To form a viable cabinet, Stoere must persuade potential center-left partners to compromise on policies ranging from oil and private property to Norway’s relations with the European Union.

“We, as the bigger party, will ensure that Norway has a new government and a new course,” Stoere said in a speech to party members.

“In the coming days, I will invite the leaders of all parties who want a change,” he said, adding that he would start with the Center Party and the socialist left.

The Norwegian krone currency was largely unchanged, trading at 10.20 against the euro.

“There will be tax increases for example and there will be a different set of priorities … but the total size of the public budget will not be significantly different from if the current government remains in place,” the chief economist said. by DNB Markets.

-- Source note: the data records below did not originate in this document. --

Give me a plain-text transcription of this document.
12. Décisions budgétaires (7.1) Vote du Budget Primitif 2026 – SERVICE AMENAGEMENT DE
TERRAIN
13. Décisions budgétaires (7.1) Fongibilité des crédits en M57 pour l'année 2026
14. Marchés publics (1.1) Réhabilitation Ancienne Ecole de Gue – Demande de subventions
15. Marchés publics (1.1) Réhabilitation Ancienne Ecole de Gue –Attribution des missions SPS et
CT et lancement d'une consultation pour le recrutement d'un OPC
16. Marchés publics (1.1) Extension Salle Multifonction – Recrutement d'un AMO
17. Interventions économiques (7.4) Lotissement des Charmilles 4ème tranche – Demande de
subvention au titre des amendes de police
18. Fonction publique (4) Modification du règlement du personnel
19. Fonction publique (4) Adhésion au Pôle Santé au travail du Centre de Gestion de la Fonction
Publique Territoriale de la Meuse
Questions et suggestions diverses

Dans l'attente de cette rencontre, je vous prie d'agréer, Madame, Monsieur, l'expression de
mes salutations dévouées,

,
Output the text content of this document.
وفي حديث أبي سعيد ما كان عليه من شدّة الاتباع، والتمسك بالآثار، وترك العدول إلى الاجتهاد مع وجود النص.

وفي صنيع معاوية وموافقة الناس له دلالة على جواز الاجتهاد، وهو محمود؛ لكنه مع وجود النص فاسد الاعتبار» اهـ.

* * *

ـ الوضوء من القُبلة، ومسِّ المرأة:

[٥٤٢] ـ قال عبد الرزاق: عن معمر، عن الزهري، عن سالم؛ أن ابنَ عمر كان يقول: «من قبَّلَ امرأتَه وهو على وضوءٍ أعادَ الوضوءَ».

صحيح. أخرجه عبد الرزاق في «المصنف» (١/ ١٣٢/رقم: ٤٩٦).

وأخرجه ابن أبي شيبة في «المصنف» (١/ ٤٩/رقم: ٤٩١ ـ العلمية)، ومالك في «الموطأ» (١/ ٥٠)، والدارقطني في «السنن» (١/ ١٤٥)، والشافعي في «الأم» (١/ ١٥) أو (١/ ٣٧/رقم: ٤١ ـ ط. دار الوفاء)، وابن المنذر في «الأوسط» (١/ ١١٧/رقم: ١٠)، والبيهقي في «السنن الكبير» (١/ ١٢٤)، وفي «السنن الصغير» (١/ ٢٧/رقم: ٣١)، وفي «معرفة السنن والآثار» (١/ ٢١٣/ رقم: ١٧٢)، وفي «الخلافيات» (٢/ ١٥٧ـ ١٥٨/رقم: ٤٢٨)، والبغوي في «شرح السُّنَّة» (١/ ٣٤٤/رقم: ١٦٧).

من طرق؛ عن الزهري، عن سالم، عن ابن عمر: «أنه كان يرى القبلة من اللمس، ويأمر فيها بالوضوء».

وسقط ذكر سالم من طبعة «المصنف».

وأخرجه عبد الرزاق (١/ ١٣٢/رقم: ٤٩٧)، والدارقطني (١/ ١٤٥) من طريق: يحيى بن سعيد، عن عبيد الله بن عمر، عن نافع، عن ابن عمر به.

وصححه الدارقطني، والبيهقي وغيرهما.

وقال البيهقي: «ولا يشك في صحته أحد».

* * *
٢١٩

Kjersti Haugland.

With 97.5% of the vote counted, Labor and four other center-left parties could achieve a combined majority of 100 seats, up from 81 currently, according to the Election Directorate’s projections.

A minimum of 85 seats is required to obtain a majority out of the 169 seats in parliament.

If the projections turn out to be correct, Stoere could form a majority made up of the Labor Party, the Center Party and the Socialist Left, which are on track to accumulate 89 seats, and avoid having to work with the Red Marxist Party or the anti-oil Greens.

Getting the Rural Center Party and predominantly urban socialists to govern together, however, could be difficult, as the two have different views on issues ranging from oil to taxes.

Reigning in the minority could also be an option for Labor. Stoere said his government would focus on reducing CO2 emissions in line with the 2015 Paris agreement, but rejected any ultimatum on energy policy.

Stoere is committed to tackling inequality by lowering taxes for low- and middle-income families and raising rates for the rich.